Obama’s Letter to Iran

by Sal on January 29, 2009

in International Relations,Politics,War on Terror

Yesterday Ryan wrote on how Iran would like an apology from the Obama administration.  Well, the Obama administration is planning to send a letter to the Iranian Regieme (H/T:  Sister Toldjah), letting them know that we mean them no harm!  As part of the brave new age of capitulation and appeasement, the Obama administration will beg the Iranian Regime to change their ways.  And if they don’t?  Well, we won’t do anything about it.  We will talk some more, maybe say please?  Some details of the letter:

Diplomats said Obama’s letter would be a symbolic gesture to mark a change in tone from the hostile one adopted by the Bush administration, which portrayed Iran as part of an “axis of evil”.

It would be intended to allay the ­suspicions of Iran’s leaders and pave the way for Obama to engage them directly, a break with past policy.

State department officials have composed at least three drafts of the letter, which gives assurances that Washington does not want to overthrow the Islamic regime, but merely seeks a change in its behaviour. The letter would be addressed to the Iranian people and sent directly to Iran’s supreme leader, Ayatollah Ali Khamenei, or released as an open letter.

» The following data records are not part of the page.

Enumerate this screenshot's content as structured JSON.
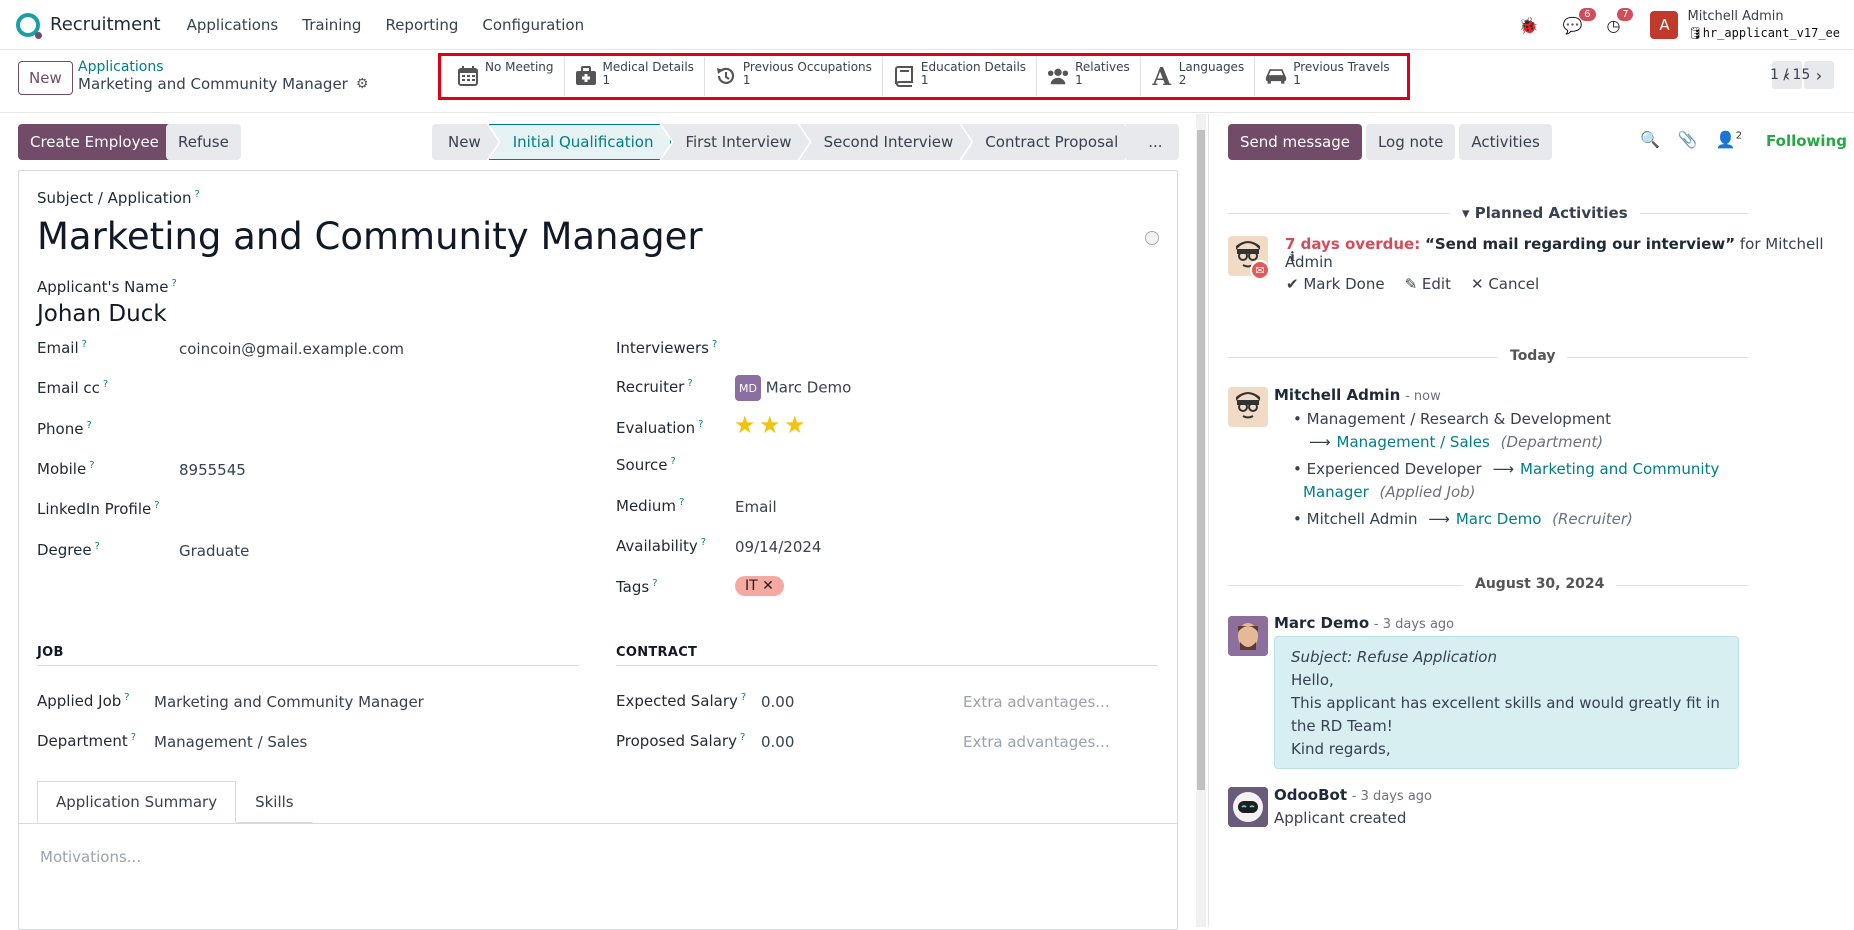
{
  "navbar": {
    "app_name": "Recruitment",
    "menu": [
      "Applications",
      "Training",
      "Reporting",
      "Configuration"
    ],
    "messages_badge": "6",
    "activities_badge": "7",
    "avatar_letter": "A",
    "user_name": "Mitchell Admin",
    "db_name": "hr_applicant_v17_ee"
  },
  "control_panel": {
    "new_label": "New",
    "breadcrumb_parent": "Applications",
    "breadcrumb_current": "Marketing and Community Manager",
    "pager_value": "1 / 15",
    "smart_buttons": [
      {
        "label": "No Meeting",
        "count": "",
        "icon": "calendar-icon"
      },
      {
        "label": "Medical Details",
        "count": "1",
        "icon": "medkit-icon"
      },
      {
        "label": "Previous Occupations",
        "count": "1",
        "icon": "history-icon"
      },
      {
        "label": "Education Details",
        "count": "1",
        "icon": "book-icon"
      },
      {
        "label": "Relatives",
        "count": "1",
        "icon": "users-icon"
      },
      {
        "label": "Languages",
        "count": "2",
        "icon": "font-icon"
      },
      {
        "label": "Previous Travels",
        "count": "1",
        "icon": "car-icon"
      }
    ]
  },
  "statusbar": {
    "create_employee": "Create Employee",
    "refuse": "Refuse",
    "stages": [
      "New",
      "Initial Qualification",
      "First Interview",
      "Second Interview",
      "Contract Proposal",
      "..."
    ],
    "active_stage": "Initial Qualification"
  },
  "form": {
    "subject_label": "Subject / Application",
    "title": "Marketing and Community Manager",
    "applicant_label": "Applicant's Name",
    "applicant_name": "Johan Duck",
    "email_label": "Email",
    "email": "coincoin@gmail.example.com",
    "email_cc_label": "Email cc",
    "phone_label": "Phone",
    "mobile_label": "Mobile",
    "mobile": "8955545",
    "linkedin_label": "LinkedIn Profile",
    "degree_label": "Degree",
    "degree": "Graduate",
    "interviewers_label": "Interviewers",
    "recruiter_label": "Recruiter",
    "recruiter": "Marc Demo",
    "evaluation_label": "Evaluation",
    "evaluation_stars": 3,
    "source_label": "Source",
    "medium_label": "Medium",
    "medium": "Email",
    "availability_label": "Availability",
    "availability": "09/14/2024",
    "tags_label": "Tags",
    "tag": "IT",
    "job_header": "JOB",
    "contract_header": "CONTRACT",
    "applied_job_label": "Applied Job",
    "applied_job": "Marketing and Community Manager",
    "department_label": "Department",
    "department": "Management / Sales",
    "expected_salary_label": "Expected Salary",
    "expected_salary": "0.00",
    "proposed_salary_label": "Proposed Salary",
    "proposed_salary": "0.00",
    "extra_placeholder": "Extra advantages...",
    "tabs": [
      "Application Summary",
      "Skills"
    ],
    "motivations_placeholder": "Motivations..."
  },
  "chatter": {
    "send_message": "Send message",
    "log_note": "Log note",
    "activities": "Activities",
    "followers_count": "2",
    "following": "Following",
    "planned_activities": "Planned Activities",
    "overdue": "7 days overdue:",
    "activity_summary": "“Send mail regarding our interview”",
    "activity_for": "for Mitchell Admin",
    "mark_done": "Mark Done",
    "edit": "Edit",
    "cancel": "Cancel",
    "today": "Today",
    "msg1_author": "Mitchell Admin",
    "msg1_time": "- now",
    "changes": [
      {
        "old": "Management / Research & Development",
        "new": "Management / Sales",
        "field": "(Department)"
      },
      {
        "old": "Experienced Developer",
        "new": "Marketing and Community Manager",
        "field": "(Applied Job)"
      },
      {
        "old": "Mitchell Admin",
        "new": "Marc Demo",
        "field": "(Recruiter)"
      }
    ],
    "date2": "August 30, 2024",
    "msg2_author": "Marc Demo",
    "msg2_time": "- 3 days ago",
    "msg2_subject": "Subject: Refuse Application",
    "msg2_lines": [
      "Hello,",
      "This applicant has excellent skills and would greatly fit in the RD Team!",
      "Kind regards,"
    ],
    "msg3_author": "OdooBot",
    "msg3_time": "- 3 days ago",
    "msg3_body": "Applicant created"
  }
}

One draft proposal suggests that Iran should compare its relatively low standard of living with that of some of its more prosperous neighbours, and contemplate the benefits of losing its pariah status in the west. Although the tone is conciliatory, it also calls on Iran to end what the US calls state sponsorship of terrorism.

Do we learn nothing from the lessons of history?  Capitulation to dictators and thugs leads to war, tragedy, and mass death.  With Iran probably only a year away from a nuclear weapon, it is forceful diplomacy backed up with the threat of force that will change things, not love letters.

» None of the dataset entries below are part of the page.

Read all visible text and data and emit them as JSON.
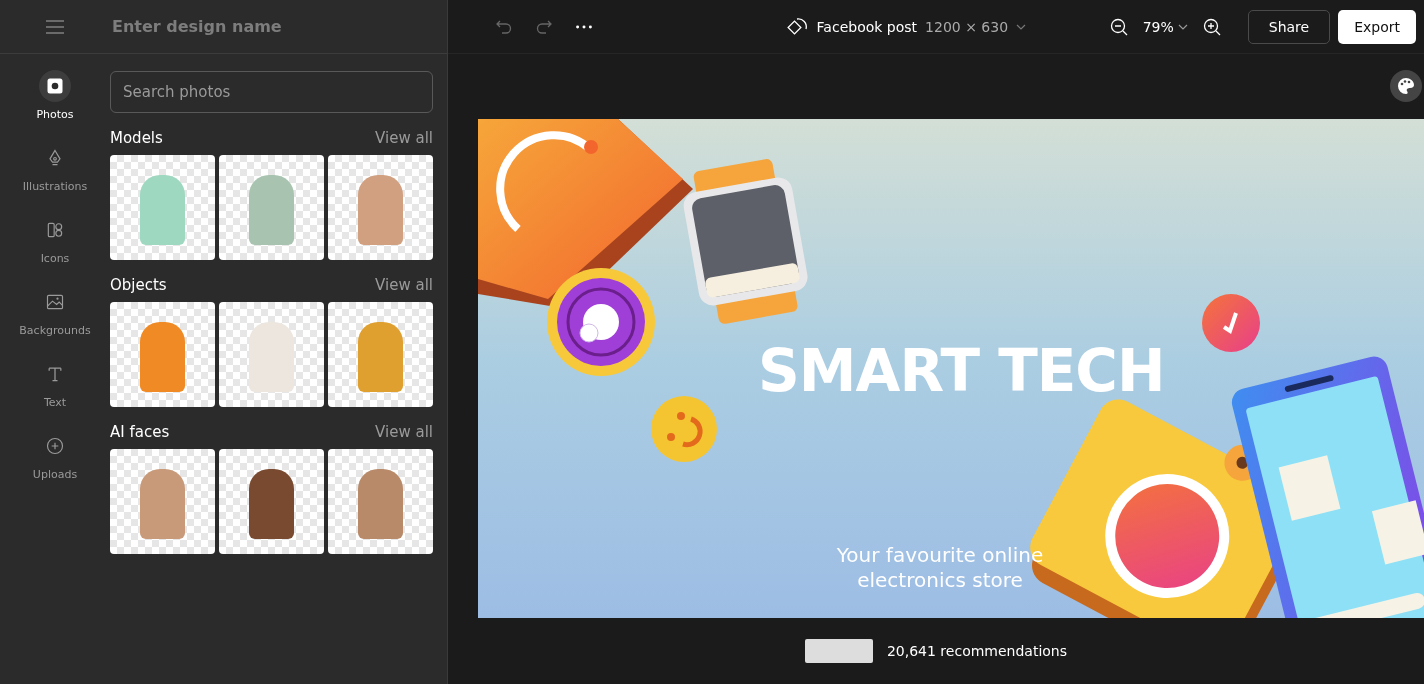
{
  "header": {
    "design_name_placeholder": "Enter design name"
  },
  "rail": [
    {
      "label": "Photos",
      "selected": true
    },
    {
      "label": "Illustrations",
      "selected": false
    },
    {
      "label": "Icons",
      "selected": false
    },
    {
      "label": "Backgrounds",
      "selected": false
    },
    {
      "label": "Text",
      "selected": false
    },
    {
      "label": "Uploads",
      "selected": false
    }
  ],
  "search": {
    "placeholder": "Search photos"
  },
  "sections": [
    {
      "title": "Models",
      "link": "View all"
    },
    {
      "title": "Objects",
      "link": "View all"
    },
    {
      "title": "AI faces",
      "link": "View all"
    }
  ],
  "toolbar": {
    "undo_disabled": true,
    "redo_disabled": true,
    "format": "Facebook post",
    "size": "1200 × 630",
    "zoom": "79%",
    "share": "Share",
    "export": "Export"
  },
  "canvas": {
    "headline": "SMART TECH",
    "tagline": "Your favourite online electronics store"
  },
  "footer": {
    "recommendations": "20,641 recommendations"
  }
}
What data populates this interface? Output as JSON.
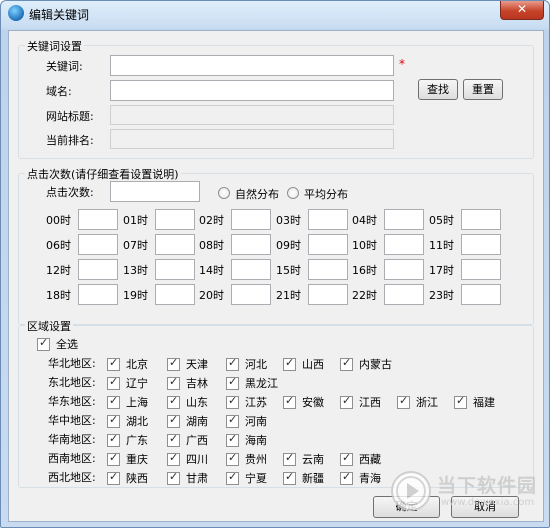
{
  "window": {
    "title": "编辑关键词",
    "close_label": "✕"
  },
  "keyword_group": {
    "title": "关键词设置",
    "keyword_label": "关键词:",
    "domain_label": "域名:",
    "site_title_label": "网站标题:",
    "current_rank_label": "当前排名:",
    "required_mark": "*",
    "find_button": "查找",
    "reset_button": "重置"
  },
  "clicks_group": {
    "title": "点击次数(请仔细查看设置说明)",
    "count_label": "点击次数:",
    "natural_label": "自然分布",
    "average_label": "平均分布",
    "hours": [
      "00时",
      "01时",
      "02时",
      "03时",
      "04时",
      "05时",
      "06时",
      "07时",
      "08时",
      "09时",
      "10时",
      "11时",
      "12时",
      "13时",
      "14时",
      "15时",
      "16时",
      "17时",
      "18时",
      "19时",
      "20时",
      "21时",
      "22时",
      "23时"
    ]
  },
  "region_group": {
    "title": "区域设置",
    "select_all": "全选",
    "regions": [
      {
        "name": "华北地区:",
        "provinces": [
          "北京",
          "天津",
          "河北",
          "山西",
          "内蒙古"
        ]
      },
      {
        "name": "东北地区:",
        "provinces": [
          "辽宁",
          "吉林",
          "黑龙江"
        ]
      },
      {
        "name": "华东地区:",
        "provinces": [
          "上海",
          "山东",
          "江苏",
          "安徽",
          "江西",
          "浙江",
          "福建"
        ]
      },
      {
        "name": "华中地区:",
        "provinces": [
          "湖北",
          "湖南",
          "河南"
        ]
      },
      {
        "name": "华南地区:",
        "provinces": [
          "广东",
          "广西",
          "海南"
        ]
      },
      {
        "name": "西南地区:",
        "provinces": [
          "重庆",
          "四川",
          "贵州",
          "云南",
          "西藏"
        ]
      },
      {
        "name": "西北地区:",
        "provinces": [
          "陕西",
          "甘肃",
          "宁夏",
          "新疆",
          "青海"
        ]
      }
    ]
  },
  "footer": {
    "ok_button": "确定",
    "cancel_button": "取消"
  },
  "watermark": {
    "text": "当下软件园",
    "url": "www.downxia.com"
  }
}
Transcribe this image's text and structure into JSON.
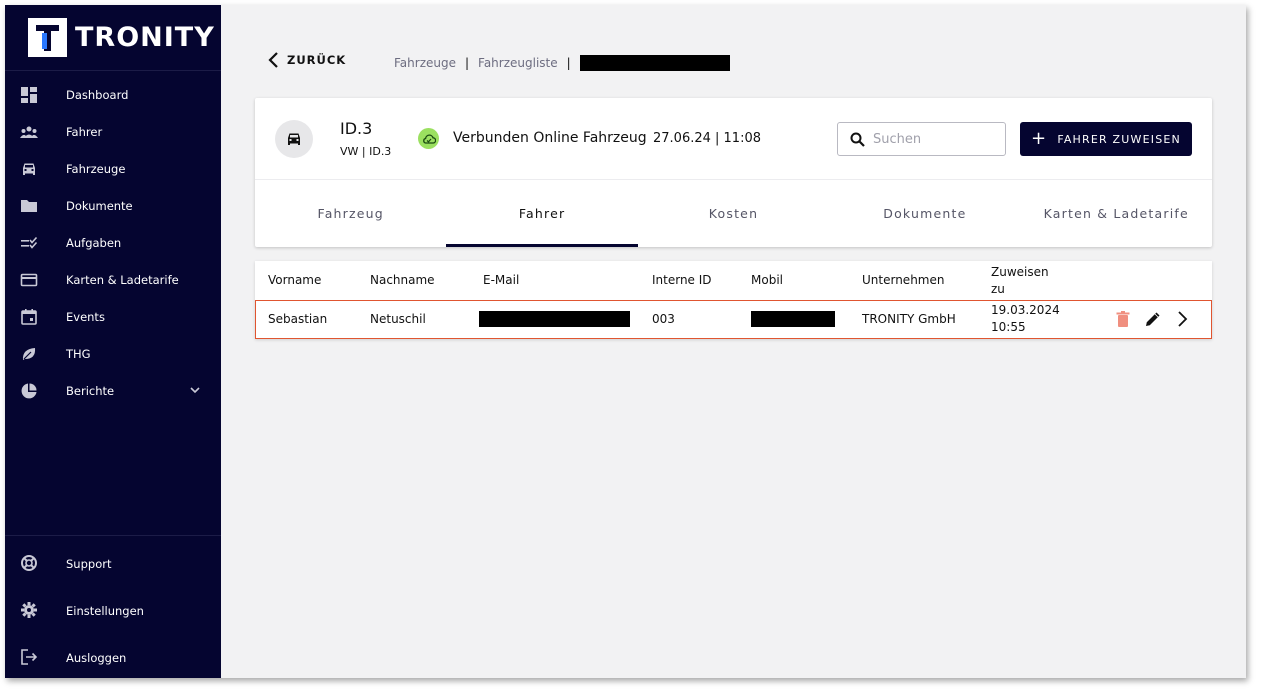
{
  "logo": {
    "letter": "T",
    "name": "TRONITY"
  },
  "sidebar": {
    "items": [
      {
        "label": "Dashboard",
        "icon": "dashboard-icon"
      },
      {
        "label": "Fahrer",
        "icon": "people-icon"
      },
      {
        "label": "Fahrzeuge",
        "icon": "car-icon"
      },
      {
        "label": "Dokumente",
        "icon": "folder-icon"
      },
      {
        "label": "Aufgaben",
        "icon": "checklist-icon"
      },
      {
        "label": "Karten & Ladetarife",
        "icon": "card-icon"
      },
      {
        "label": "Events",
        "icon": "calendar-icon"
      },
      {
        "label": "THG",
        "icon": "leaf-icon"
      },
      {
        "label": "Berichte",
        "icon": "pie-chart-icon"
      }
    ],
    "bottom": [
      {
        "label": "Support",
        "icon": "lifebuoy-icon"
      },
      {
        "label": "Einstellungen",
        "icon": "gear-icon"
      },
      {
        "label": "Ausloggen",
        "icon": "logout-icon"
      }
    ]
  },
  "breadcrumb": {
    "back_label": "ZURÜCK",
    "crumbs": [
      "Fahrzeuge",
      "Fahrzeugliste"
    ],
    "separator": "|"
  },
  "vehicle": {
    "name": "ID.3",
    "subtitle": "VW | ID.3",
    "status": "Verbunden Online Fahrzeug",
    "timestamp": "27.06.24 | 11:08"
  },
  "search": {
    "placeholder": "Suchen",
    "value": ""
  },
  "assign_button": {
    "label": "FAHRER ZUWEISEN"
  },
  "tabs": [
    {
      "label": "Fahrzeug",
      "active": false
    },
    {
      "label": "Fahrer",
      "active": true
    },
    {
      "label": "Kosten",
      "active": false
    },
    {
      "label": "Dokumente",
      "active": false
    },
    {
      "label": "Karten & Ladetarife",
      "active": false
    }
  ],
  "table": {
    "headers": [
      "Vorname",
      "Nachname",
      "E-Mail",
      "Interne ID",
      "Mobil",
      "Unternehmen",
      "Zuweisen zu"
    ],
    "rows": [
      {
        "vorname": "Sebastian",
        "nachname": "Netuschil",
        "interne_id": "003",
        "unternehmen": "TRONITY GmbH",
        "zuweisen_zu": "19.03.2024 10:55"
      }
    ]
  },
  "colors": {
    "sidebar": "#050530",
    "accent": "#050530",
    "status_online": "#9be060",
    "row_highlight": "#e05530",
    "delete": "#f08f7f"
  }
}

{ 2 comments… read them below or add one }

rightonoz January 29, 2009 at 7:29 pm

Sorry, Sal, 8 years of GWB being ‘Strong’ and doing a lot of chest thumping achieved absolutely ZERO on this score.

Iran gave the West the ‘Digit’ and continued on their merry way, most likely hiding equipment/material further underground after all the threats to minimise damage in an attack. Perhaps a less ‘agro’ approach followed but a sudden and unexpected attack while everyone knew where the equipment was? Remember also, all the threats and ‘strong leadership’ have achieved next to zero with North Korea.

As you know, my personal opinion is that instead of invading Iraq, which has turned out a lot better than I expected, we should have taken out Iran. Mind you, we should have done that at the time of the hostage crisis way back! OK Carter stuffed that one up to start with, but then Reagan performed no better on that particular score in my view. Lets just slip them some weapons via the back door and hope they treat us nicely.. Appeasement, in your own words.

I have no problem with Obama sending an open letter to the Iranian people saying we mean them no harm etc, as long as there is, either in the letter, or via other channels a clear warning of an end game if they don’t back off the nuclear tack.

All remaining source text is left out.